Once the assembly has been stopped, a backup can be taken of each mount in the tiers configuration.

To create a backup, we need to mount the backing PVCs to create a copy of the data. A sample pod configuration is provided below to mount a tier mount so a backup can be created. The example must be modified to set the claimName to point to the correct persistent claim.

Tier claim name

In kdb Insights Enterprise, your default tier claim name will be the name of your assembly concatenated with the tier, separated by a hyphen. For example, if my assembly was titled finance and I have a tier called idb, my IDB tier claim name will be finance-idb.

backup-pod.yaml

apiVersion: v1
kind: Pod
metadata:
  name: backup-pod
spec:
  containers:
  - name: ubuntu
    image: ubuntu
    tty: true
    stdin: true
    volumeMounts:
      - mountPath: /data
        name: database-volume
  volumes:
    - name: database-volume
      persistentVolumeClaim:
        claimName: myasm-idb   # Set this to be the PVC of the tier you want to create a backup of

Deploy the backup pod.

kubectl apply -f backup-pod

Create a backup archive of the data folder. This backup will contain a number of symbolic links that need to be preserved, so an archive is created before copying to ensure they are preserved.

kubectl exec backup-pod -- sh -c "tar czf /data/backup.tar.gz /data/*"

The backup can then be downloaded using the following:

kubectl cp backup-pod:/data/backup.tar.gz backup.tar.gz

The backup.tar.gz now contains a complete backup of a single tier. Repeat this process for each tier in your configuration.

Online backup

Backups can be taken for a running system by taking a snapshot of the database. A snapshot is a point-in-time view of the database created with hard links. Taking a snapshot is a synchronous operation that suspends EOI and EODs while the snapshot is being taken. This ensures no data is changed during the snapshot, thereby corrupting the backup.
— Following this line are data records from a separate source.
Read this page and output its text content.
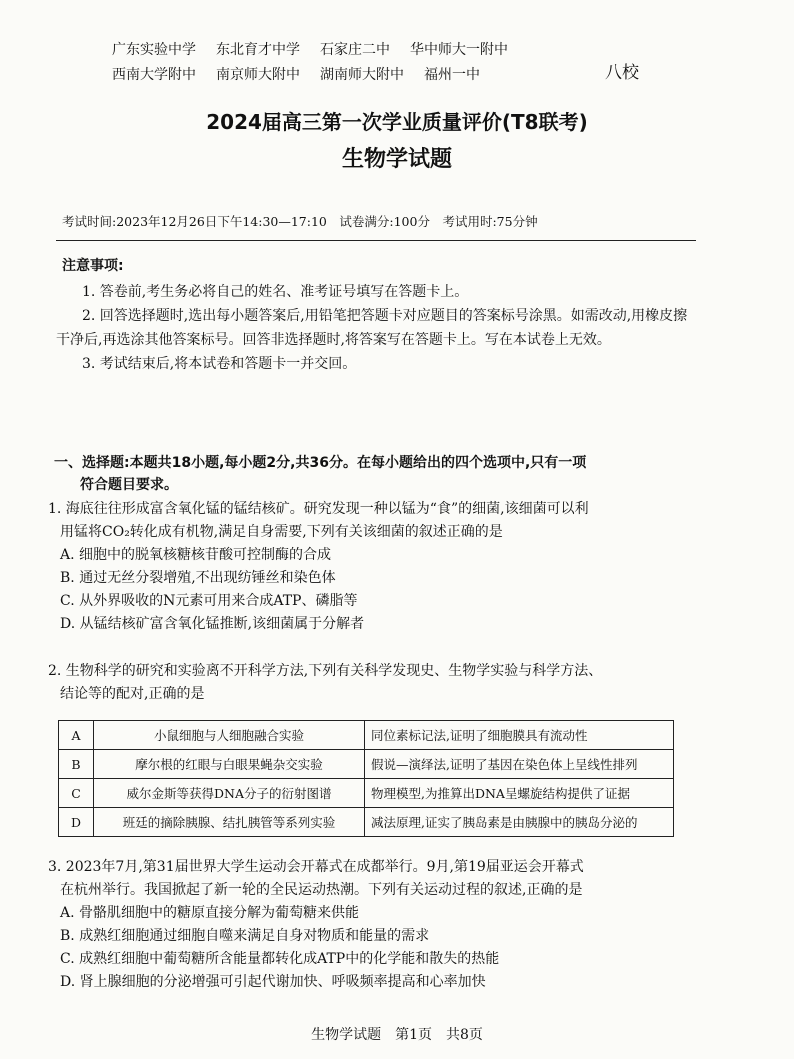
广东实验中学 东北育才中学 石家庄二中 华中师大一附中
西南大学附中 南京师大附中 湖南师大附中 福州一中	八校
2024届高三第一次学业质量评价(T8联考)
生物学试题
考试时间:2023年12月26日下午14:30—17:10　试卷满分:100分　考试用时:75分钟
注意事项:

1. 答卷前,考生务必将自己的姓名、准考证号填写在答题卡上。

2. 回答选择题时,选出每小题答案后,用铅笔把答题卡对应题目的答案标号涂黑。如需改动,用橡皮擦干净后,再选涂其他答案标号。回答非选择题时,将答案写在答题卡上。写在本试卷上无效。

3. 考试结束后,将本试卷和答题卡一并交回。

一、选择题:本题共18小题,每小题2分,共36分。在每小题给出的四个选项中,只有一项
符合题目要求。

1. 海底往往形成富含氧化锰的锰结核矿。研究发现一种以锰为“食”的细菌,该细菌可以利

用锰将CO₂转化成有机物,满足自身需要,下列有关该细菌的叙述正确的是

A. 细胞中的脱氧核糖核苷酸可控制酶的合成

B. 通过无丝分裂增殖,不出现纺锤丝和染色体

C. 从外界吸收的N元素可用来合成ATP、磷脂等

D. 从锰结核矿富含氧化锰推断,该细菌属于分解者

2. 生物科学的研究和实验离不开科学方法,下列有关科学发现史、生物学实验与科学方法、

结论等的配对,正确的是

A	小鼠细胞与人细胞融合实验	同位素标记法,证明了细胞膜具有流动性
B	摩尔根的红眼与白眼果蝇杂交实验	假说—演绎法,证明了基因在染色体上呈线性排列
C	威尔金斯等获得DNA分子的衍射图谱	物理模型,为推算出DNA呈螺旋结构提供了证据
D	班廷的摘除胰腺、结扎胰管等系列实验	减法原理,证实了胰岛素是由胰腺中的胰岛分泌的

3. 2023年7月,第31届世界大学生运动会开幕式在成都举行。9月,第19届亚运会开幕式

在杭州举行。我国掀起了新一轮的全民运动热潮。下列有关运动过程的叙述,正确的是

A. 骨骼肌细胞中的糖原直接分解为葡萄糖来供能

B. 成熟红细胞通过细胞自噬来满足自身对物质和能量的需求

C. 成熟红细胞中葡萄糖所含能量都转化成ATP中的化学能和散失的热能

D. 肾上腺细胞的分泌增强可引起代谢加快、呼吸频率提高和心率加快

生物学试题　第1页　共8页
The snapshot API can be accessed by connecting to the Storage Manager directly and running the snapshot REST API.

Storage Manager address

In the example below, $sm is the host and port of the Storage Manager that administers the on-disk data you are backing up. This can be accessed directly using the Storage Manager service name and port. The service name is the name of your deployed assembly with -sm as a suffix, and the default port for SM is 10001. For example, if my assembly was called trades, my address would be trades-sm:10001.

POST http://$sm/snapshot

This API creates a backup for each tier on the database and returns the tier name and storage location.

[
  {
    "tier": "idb",
    "snapRoot": "/data/db/idb/snapshot/20230723160308643935166",
    "inventory": "/data/db/idb/snapshot/20230723160308643935166/inventory"
  },
  {
    "tier": "hdb",
    "snapRoot": "/data/db/hdb/snapshot/20230723160308643935166",
    "inventory": "/data/db/hdb/snapshot/20230723160308643935166/inventory"
  }
]

To complete the backup, copy the contents of the snapRoot location to a safe storage location that can be used for recovery. To restore SM from a snapshot, copy the snapshot snapRoot to the data directory of each tier and restart SM.